(950) Performance

Come prima di uno spettacolo: la pressione aumenta e la tensione si fa densa e appiccicosa. Come avere dentro quella plastica d’imballaggio con le bollicine e tu le scoppi una ad una e non ti fermi finché non le hai passate tutte, una ad una. Come un presagio di disfatta, come una speranza di rivalsa, come un aereo da prendere. Ecco, così.

Se non lo hai provato non sai. Non sai che vorresti allontanarti da te il più in fretta possibile, che vorresti teletrasportarti in un altro corpo e un’altra mente, che vorresti delegare a chiunque ti passi davanti ogni singolo atomo della tua esistenza. Lasciatemi in pace, finitela di tormentarmi.  Ecco, così.

E c’è, come sempre, un buon modo di affrontare questo stato d’animo e uno meno buono. C’è uno pessimo e uno ancora peggiore. Le variazioni sul tema possono essere diverse e di diversa consistenza, dipende da quanto vogliamo pensarci e da quanto siamo disposti a sbatterci per sistemare le cose dentro di noi. Ci vuole metodo anche nel fare le pulizie. 

Allora, so benissimo che è soltanto un passaggio, che in linea di massima non sto così tutto il tempo, e che tra qualche giorno si sistemeranno le cose e io potrò finalmente scrivere. Lo so.
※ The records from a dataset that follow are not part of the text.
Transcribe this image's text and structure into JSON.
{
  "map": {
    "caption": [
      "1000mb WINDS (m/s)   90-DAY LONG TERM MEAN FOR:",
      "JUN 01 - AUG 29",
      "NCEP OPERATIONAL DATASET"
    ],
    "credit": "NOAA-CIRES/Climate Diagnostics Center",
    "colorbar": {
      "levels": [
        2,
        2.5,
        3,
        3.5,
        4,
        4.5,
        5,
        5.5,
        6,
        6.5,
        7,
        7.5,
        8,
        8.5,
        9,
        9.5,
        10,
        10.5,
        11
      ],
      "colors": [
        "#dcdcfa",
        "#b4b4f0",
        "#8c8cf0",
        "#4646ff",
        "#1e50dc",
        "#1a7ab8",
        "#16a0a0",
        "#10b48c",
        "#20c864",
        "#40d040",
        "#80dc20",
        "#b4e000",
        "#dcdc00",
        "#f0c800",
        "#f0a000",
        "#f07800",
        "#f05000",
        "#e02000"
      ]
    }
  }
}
Eppure rimane il dubbio che l’Apocalisse si presenterà alla mia porta e che suonerà con tono allegro fingendo di essere lì per caso e che tutto finirà in un istante, le mie paure più bastarde si concretizzeranno in contemporanea e mi toglieranno il senno. 

So anche che tutto andrà bene appena sentirò in un angolo del mio orecchio Lucio Battisti che mi canticchia “lo scopriremo solo vivendo” e io avrò la voglia matta di dargli una testata. Solo allora avrò ripreso possesso di me stessa. 

Attendiamo pazientemente.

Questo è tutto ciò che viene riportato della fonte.